It certainly seems to be the case that the deal will be more protectionist when it comes to automobiles (the industry that seems to drive a lot of the administration’s thinking on trade). The agreement has rules of origin that increase the amount of North American-sourced content a car must contain to qualify for zero tariffs. It also requires Mexican car factories to pay $16 an hour, which is an example of the sort of labor regulation imperialism Ryan Young and I decry in our paper, “Traders of the Lost Ark.” These new rules will surely raise the cost of cars and SUVs, just as the administration’s deregulation of fuel economy standards is trying to bring them down.
However, if agreement is reached with Canada, it will surely include reductions in Canada’s own protectionism surrounding its dairy industry. Just as this administration reserves a privileged place for autos in its trade policy, Canada jealously guards the “protection” of its dairy industry.
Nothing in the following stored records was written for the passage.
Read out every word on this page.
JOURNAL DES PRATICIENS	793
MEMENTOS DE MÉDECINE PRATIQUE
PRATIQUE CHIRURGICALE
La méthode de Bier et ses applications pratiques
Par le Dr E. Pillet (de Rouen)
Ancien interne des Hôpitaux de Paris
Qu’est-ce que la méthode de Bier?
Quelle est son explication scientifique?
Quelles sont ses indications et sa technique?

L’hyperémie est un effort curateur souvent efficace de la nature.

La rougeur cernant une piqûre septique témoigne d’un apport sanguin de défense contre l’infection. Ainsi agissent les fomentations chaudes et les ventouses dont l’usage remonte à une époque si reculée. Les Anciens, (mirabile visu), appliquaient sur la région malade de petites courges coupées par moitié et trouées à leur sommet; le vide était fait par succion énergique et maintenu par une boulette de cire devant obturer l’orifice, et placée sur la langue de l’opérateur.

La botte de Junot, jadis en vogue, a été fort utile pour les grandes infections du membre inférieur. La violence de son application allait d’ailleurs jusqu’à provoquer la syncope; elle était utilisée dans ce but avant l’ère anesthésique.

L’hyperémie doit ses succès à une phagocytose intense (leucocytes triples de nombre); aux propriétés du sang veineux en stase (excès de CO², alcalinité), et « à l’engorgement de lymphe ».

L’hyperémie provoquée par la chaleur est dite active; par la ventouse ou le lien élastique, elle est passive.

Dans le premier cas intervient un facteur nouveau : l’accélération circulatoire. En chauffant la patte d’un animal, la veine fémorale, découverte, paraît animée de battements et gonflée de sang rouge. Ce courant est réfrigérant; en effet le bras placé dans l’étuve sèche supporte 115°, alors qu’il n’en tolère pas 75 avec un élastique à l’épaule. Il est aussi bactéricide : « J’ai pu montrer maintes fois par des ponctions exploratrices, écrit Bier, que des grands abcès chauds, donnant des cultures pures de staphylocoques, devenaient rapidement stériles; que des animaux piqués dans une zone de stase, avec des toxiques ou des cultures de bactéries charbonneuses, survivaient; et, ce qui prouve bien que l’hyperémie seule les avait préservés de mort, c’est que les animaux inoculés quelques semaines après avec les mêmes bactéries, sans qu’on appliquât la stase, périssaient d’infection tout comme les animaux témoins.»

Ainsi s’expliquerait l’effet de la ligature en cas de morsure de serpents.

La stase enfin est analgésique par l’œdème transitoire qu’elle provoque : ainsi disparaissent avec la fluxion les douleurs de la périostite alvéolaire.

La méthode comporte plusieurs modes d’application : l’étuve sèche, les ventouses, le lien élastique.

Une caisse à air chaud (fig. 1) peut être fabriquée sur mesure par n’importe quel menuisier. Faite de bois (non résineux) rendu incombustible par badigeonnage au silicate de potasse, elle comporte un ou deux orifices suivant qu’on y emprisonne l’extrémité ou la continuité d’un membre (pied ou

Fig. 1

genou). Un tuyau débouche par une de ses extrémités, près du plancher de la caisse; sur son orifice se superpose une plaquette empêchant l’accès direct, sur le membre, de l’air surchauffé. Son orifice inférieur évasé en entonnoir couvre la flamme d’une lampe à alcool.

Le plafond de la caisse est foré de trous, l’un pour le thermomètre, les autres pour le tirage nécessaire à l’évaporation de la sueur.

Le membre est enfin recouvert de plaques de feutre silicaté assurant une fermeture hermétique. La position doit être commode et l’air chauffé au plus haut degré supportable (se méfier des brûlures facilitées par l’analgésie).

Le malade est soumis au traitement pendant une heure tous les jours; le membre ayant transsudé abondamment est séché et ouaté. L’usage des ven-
Its “supply management” system for Canadian dairy products looks and acts like a New Deal-era commodity support program (although the US dairy system still has similar features), and part of the way it works is to charge ruinous tariffs on dairy imports.
Ironically, the previous Canadian government (which was less beholden to dairy interests) had agreed to lower trade barriers in this area as part of the Trans-Pacific Partnership (TPP) deal, a concession the country withdrew once the U.S. left the deal (the TPP was not perfect, but it was still probably a net positive for the U.S.).
With Canada holding out, it is looking more likely that we will be left with a U.S.-Mexico agreement that arguably the President did not have the power to negotiate. America and Canada’s dual intransigence over their favored industries is likely to doom all of us to higher prices and reduced choice.